Most people start off renting roller skates at the skating rink, but after learning how to skate, they soon realize that they actually want their own pair of skates. There are plenty of benefits to owning your own roller skates, from choosing the skates that express your style, to saving money on rental fees, and even being able to customize your skates! One of the most common ways to customize roller skates is to change your skate wheels. Keep reading to learn how to change skate wheels, and why you should know how to do it yourself.
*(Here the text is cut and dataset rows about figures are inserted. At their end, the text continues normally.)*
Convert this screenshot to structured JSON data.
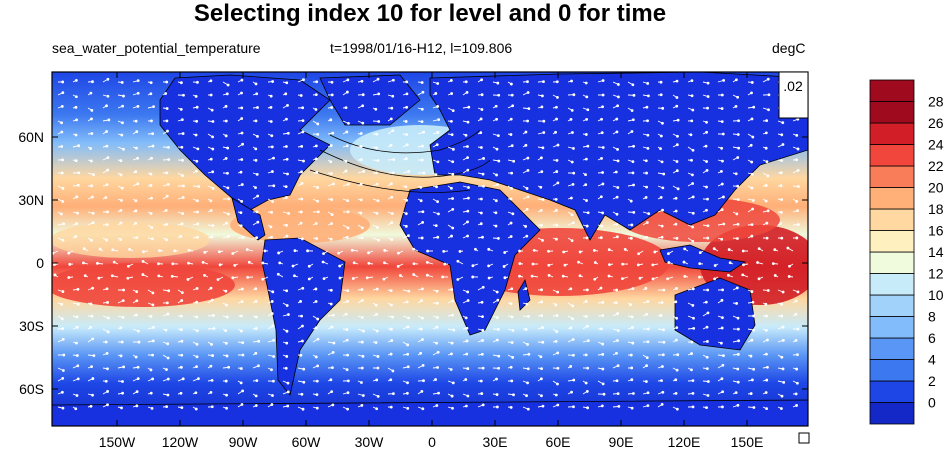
{
  "title": "Selecting index 10 for level and 0 for time",
  "left_string": "sea_water_potential_temperature",
  "center_string": "t=1998/01/16-H12, l=109.806",
  "right_string": "degC",
  "vector_ref_label": ".02",
  "lon_ticks": [
    "150W",
    "120W",
    "90W",
    "60W",
    "30W",
    "0",
    "30E",
    "60E",
    "90E",
    "120E",
    "150E"
  ],
  "lat_ticks": [
    "60N",
    "30N",
    "0",
    "30S",
    "60S"
  ],
  "colorbar": {
    "labels": [
      "0",
      "2",
      "4",
      "6",
      "8",
      "10",
      "12",
      "14",
      "16",
      "18",
      "20",
      "22",
      "24",
      "26",
      "28"
    ],
    "colors": [
      "#1428c8",
      "#1e46e6",
      "#3c78f0",
      "#5a96f5",
      "#82bcfa",
      "#a0d2fa",
      "#c8ebfa",
      "#f0fadc",
      "#fff0c0",
      "#ffd7a0",
      "#ffaf78",
      "#fa7d5a",
      "#f0463c",
      "#d21e26",
      "#a00a1e"
    ]
  },
  "colors": {
    "land": "#1730e0",
    "ocean_cold": "#1e46e6",
    "ocean_warm": "#f0463c"
  }
}
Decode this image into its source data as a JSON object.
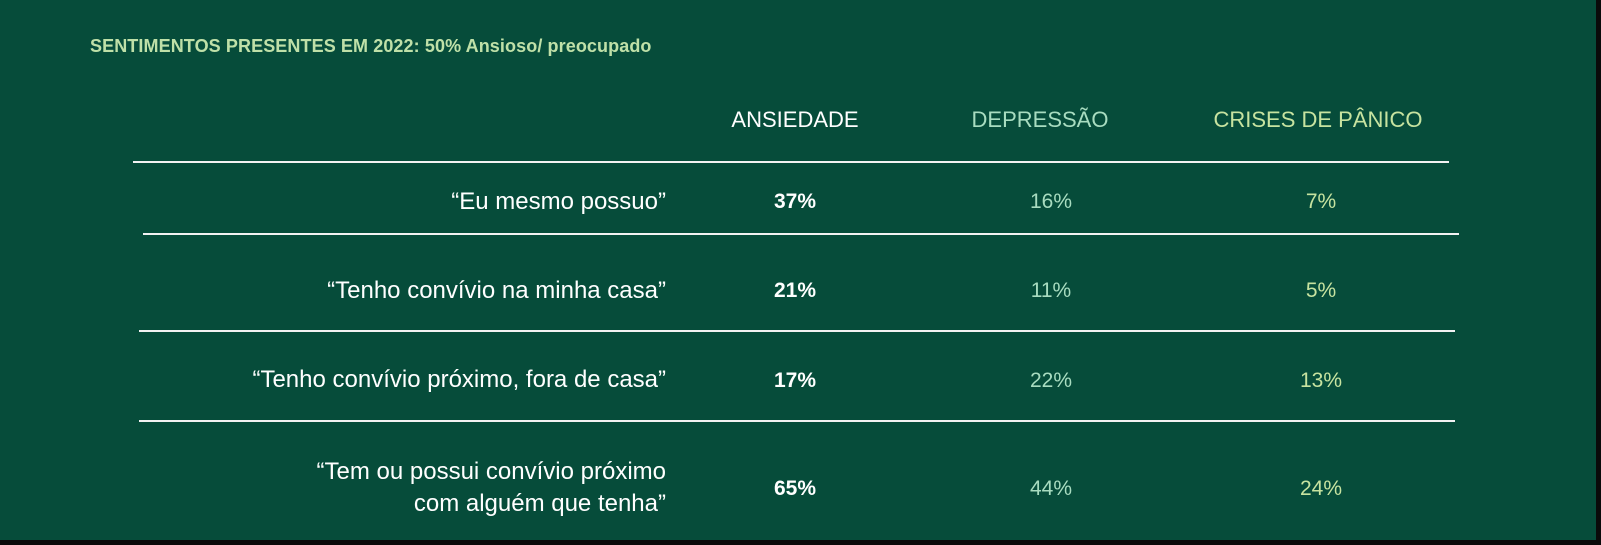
{
  "title": "SENTIMENTOS PRESENTES EM 2022: 50% Ansioso/ preocupado",
  "columns": [
    "ANSIEDADE",
    "DEPRESSÃO",
    "CRISES DE PÂNICO"
  ],
  "rows": [
    {
      "label": [
        "“Eu mesmo possuo”"
      ],
      "values": [
        "37%",
        "16%",
        "7%"
      ]
    },
    {
      "label": [
        "“Tenho convívio na minha casa”"
      ],
      "values": [
        "21%",
        "11%",
        "5%"
      ]
    },
    {
      "label": [
        "“Tenho convívio próximo, fora de casa”"
      ],
      "values": [
        "17%",
        "22%",
        "13%"
      ]
    },
    {
      "label": [
        "“Tem ou possui convívio próximo",
        "com alguém que tenha”"
      ],
      "values": [
        "65%",
        "44%",
        "24%"
      ]
    }
  ],
  "colors": {
    "background": "#064c3a",
    "title": "#bfe0a8",
    "col1": "#ffffff",
    "col2": "#a8dcc0",
    "col3": "#c7e3a0"
  }
}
Changing Roller Skate Wheels
Why Change Your Skate Wheels?
At some point, all wheels will need to be replaced due to wear and tear. Just like the tires on your car or bike, your skate wheels will wear down over time, which can lead to a rough ride. As the surface of the wheel becomes uneven, you’ll start to notice some bumpiness and your skates may “pull” to one side or the other. If you look at your wheels and they’re worn down at an angle, have pock marks, or otherwise look worn out, it’s time to swap them out for new ones.
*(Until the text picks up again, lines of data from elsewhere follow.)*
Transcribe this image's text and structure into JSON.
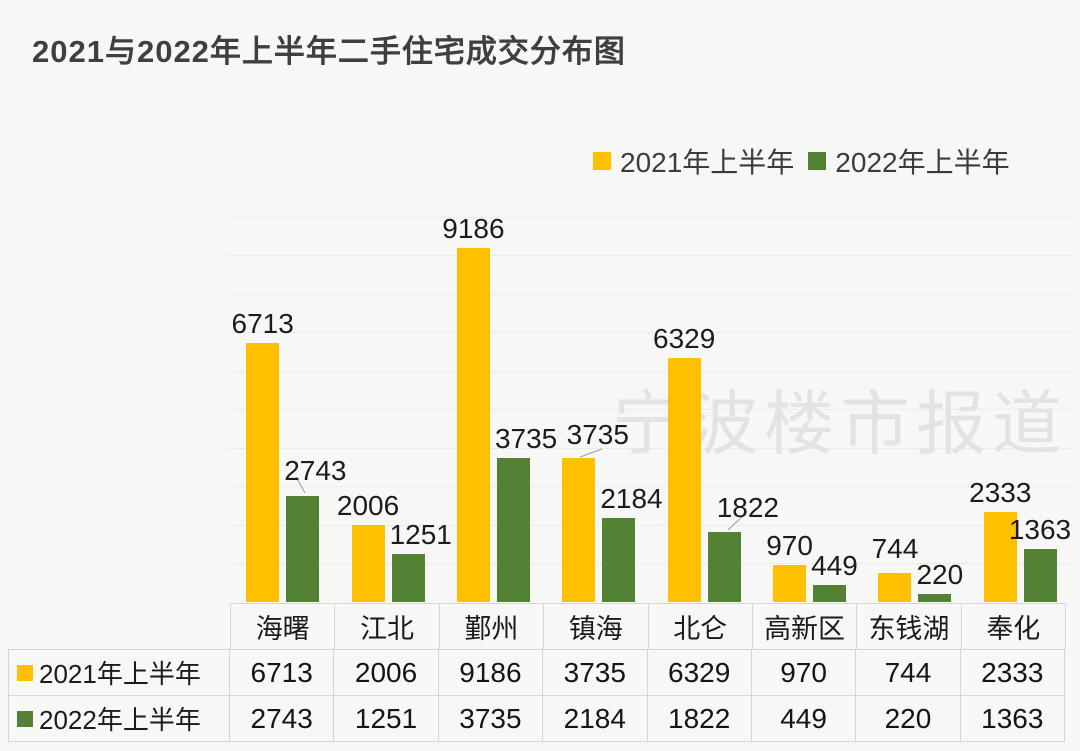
{
  "title": "2021与2022年上半年二手住宅成交分布图",
  "watermark": "宁波楼市报道",
  "legend": {
    "items": [
      {
        "label": "2021年上半年",
        "color": "#FFC000"
      },
      {
        "label": "2022年上半年",
        "color": "#548235"
      }
    ]
  },
  "chart_data": {
    "type": "bar",
    "title": "2021与2022年上半年二手住宅成交分布图",
    "categories": [
      "海曙",
      "江北",
      "鄞州",
      "镇海",
      "北仑",
      "高新区",
      "东钱湖",
      "奉化"
    ],
    "series": [
      {
        "name": "2021年上半年",
        "color": "#FFC000",
        "values": [
          6713,
          2006,
          9186,
          3735,
          6329,
          970,
          744,
          2333
        ]
      },
      {
        "name": "2022年上半年",
        "color": "#548235",
        "values": [
          2743,
          1251,
          3735,
          2184,
          1822,
          449,
          220,
          1363
        ]
      }
    ],
    "xlabel": "",
    "ylabel": "",
    "ylim": [
      0,
      10000
    ],
    "gridline_interval": 1000,
    "grid": true,
    "legend_position": "top-right",
    "data_labels": true,
    "data_table": true,
    "watermark_text": "宁波楼市报道"
  }
}
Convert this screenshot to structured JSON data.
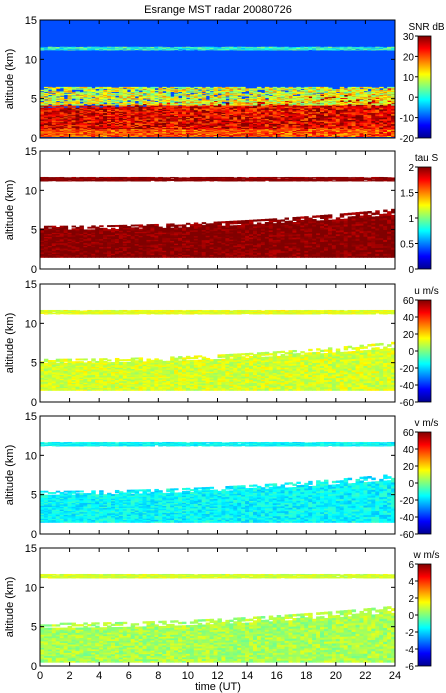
{
  "chart_data": {
    "type": "heatmap",
    "title": "Esrange MST radar 20080726",
    "xlabel": "time (UT)",
    "xlim": [
      0,
      24
    ],
    "xticks": [
      0,
      2,
      4,
      6,
      8,
      10,
      12,
      14,
      16,
      18,
      20,
      22,
      24
    ],
    "grid": false,
    "panels": [
      {
        "id": "snr",
        "ylabel": "altitude (km)",
        "ylim": [
          0,
          15
        ],
        "yticks": [
          0,
          5,
          10,
          15
        ],
        "colorbar": {
          "label": "SNR dB",
          "range": [
            -20,
            30
          ],
          "ticks": [
            -20,
            -10,
            0,
            10,
            20,
            30
          ]
        },
        "layers": [
          {
            "alt": [
              0,
              15
            ],
            "value": -10
          },
          {
            "alt": [
              0.2,
              1.2
            ],
            "value": 20
          },
          {
            "alt": [
              1.2,
              4.2
            ],
            "value": 25
          },
          {
            "alt": [
              4.2,
              6.5
            ],
            "value": 10
          },
          {
            "alt": [
              11.2,
              11.6
            ],
            "value": 0
          }
        ]
      },
      {
        "id": "tau",
        "ylabel": "altitude (km)",
        "ylim": [
          0,
          15
        ],
        "yticks": [
          0,
          5,
          10,
          15
        ],
        "colorbar": {
          "label": "tau S",
          "range": [
            0,
            2
          ],
          "ticks": [
            0,
            0.5,
            1,
            1.5,
            2
          ]
        },
        "layers": [
          {
            "alt": [
              1.5,
              5.5
            ],
            "value": 2
          },
          {
            "alt": [
              11.2,
              11.7
            ],
            "value": 2
          }
        ]
      },
      {
        "id": "u",
        "ylabel": "altitude (km)",
        "ylim": [
          0,
          15
        ],
        "yticks": [
          0,
          5,
          10,
          15
        ],
        "colorbar": {
          "label": "u m/s",
          "range": [
            -60,
            60
          ],
          "ticks": [
            -60,
            -40,
            -20,
            0,
            20,
            40,
            60
          ]
        },
        "layers": [
          {
            "alt": [
              1.5,
              5.5
            ],
            "value": 10
          },
          {
            "alt": [
              11.2,
              11.7
            ],
            "value": 12
          }
        ]
      },
      {
        "id": "v",
        "ylabel": "altitude (km)",
        "ylim": [
          0,
          15
        ],
        "yticks": [
          0,
          5,
          10,
          15
        ],
        "colorbar": {
          "label": "v m/s",
          "range": [
            -60,
            60
          ],
          "ticks": [
            -60,
            -40,
            -20,
            0,
            20,
            40,
            60
          ]
        },
        "layers": [
          {
            "alt": [
              1.5,
              5.5
            ],
            "value": -15
          },
          {
            "alt": [
              11.2,
              11.7
            ],
            "value": -15
          }
        ]
      },
      {
        "id": "w",
        "ylabel": "altitude (km)",
        "ylim": [
          0,
          15
        ],
        "yticks": [
          0,
          5,
          10,
          15
        ],
        "colorbar": {
          "label": "w m/s",
          "range": [
            -6,
            6
          ],
          "ticks": [
            -6,
            -4,
            -2,
            0,
            2,
            4,
            6
          ]
        },
        "layers": [
          {
            "alt": [
              0.5,
              5.5
            ],
            "value": 0.5
          },
          {
            "alt": [
              11.2,
              11.7
            ],
            "value": 1
          }
        ]
      }
    ]
  }
}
Another reason to know how to change roller skate wheels is so that you can switch between indoor and outdoor roller skating! Skating on a smooth skating rink surface requires a much different type of wheel than skating outside on a bumpy street or sidewalk. Indoor skate wheels are typically harder, while outdoor skate wheels have more “give” to absorb the shocks from uneven pavement, cracks, twigs, pebbles, and other debris.
And last, but definitely not least, it can be fun to change up your wheels with different colors and looks! Skate wheels come in all sorts of colors, glow-in-the-dark materials, and even glowing versions with lights inside.
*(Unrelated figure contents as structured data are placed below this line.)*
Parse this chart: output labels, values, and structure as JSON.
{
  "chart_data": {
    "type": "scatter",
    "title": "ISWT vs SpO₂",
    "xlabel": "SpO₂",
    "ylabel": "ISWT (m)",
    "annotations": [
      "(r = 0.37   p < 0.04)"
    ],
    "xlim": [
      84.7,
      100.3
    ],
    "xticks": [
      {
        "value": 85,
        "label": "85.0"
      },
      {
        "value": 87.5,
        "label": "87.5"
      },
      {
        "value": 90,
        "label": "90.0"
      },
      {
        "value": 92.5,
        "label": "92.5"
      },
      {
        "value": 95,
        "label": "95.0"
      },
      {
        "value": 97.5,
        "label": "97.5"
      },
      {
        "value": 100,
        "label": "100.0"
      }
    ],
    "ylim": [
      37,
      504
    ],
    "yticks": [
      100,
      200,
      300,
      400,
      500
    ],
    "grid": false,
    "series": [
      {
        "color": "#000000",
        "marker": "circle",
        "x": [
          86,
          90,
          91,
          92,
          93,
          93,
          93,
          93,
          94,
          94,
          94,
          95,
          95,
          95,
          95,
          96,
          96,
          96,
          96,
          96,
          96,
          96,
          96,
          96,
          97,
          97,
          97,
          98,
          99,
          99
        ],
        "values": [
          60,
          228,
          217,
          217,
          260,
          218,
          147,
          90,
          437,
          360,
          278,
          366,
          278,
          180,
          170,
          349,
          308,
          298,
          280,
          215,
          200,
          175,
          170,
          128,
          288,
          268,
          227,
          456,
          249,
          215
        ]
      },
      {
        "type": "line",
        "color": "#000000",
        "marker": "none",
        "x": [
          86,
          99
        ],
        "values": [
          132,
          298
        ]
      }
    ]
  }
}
How to Change Roller Skate Wheels
Before you start changing your skate wheels, make sure you have a skate tool! If you’re going to clean your skates—never a bad idea—make sure to have paper towels, bearings cleaner, etc. nearby as well.
- Use the skate tool to loosen the nut holding the wheel onto the axle of your skate.
- Remove the nut and set it aside. (Don’t lose it!) Then remove the wheel. Now’s a good time to wipe off the various components like the axle and trucks. They tend to collect “gunk” over time, which is not only gross, but is also bad to leave on your skates.
- Place the new wheel onto the axle and screw the nut on “finger tight,” aka as tight as you can get it just using your fingers without a tool.
Use your skate tool to tighten the nut. It should be tight, but not so tight that it keeps the wheel from spinning. Give all four wheels a spin with your hand and see if they’re all approximately the same tightness. If you haven’t tightened the nuts enough, you’ll be wobbling all over the place and can even lose a wheel or damage your skates. That’s just one reason why it’s a good idea to get in the habit of checking your skates before you lace up!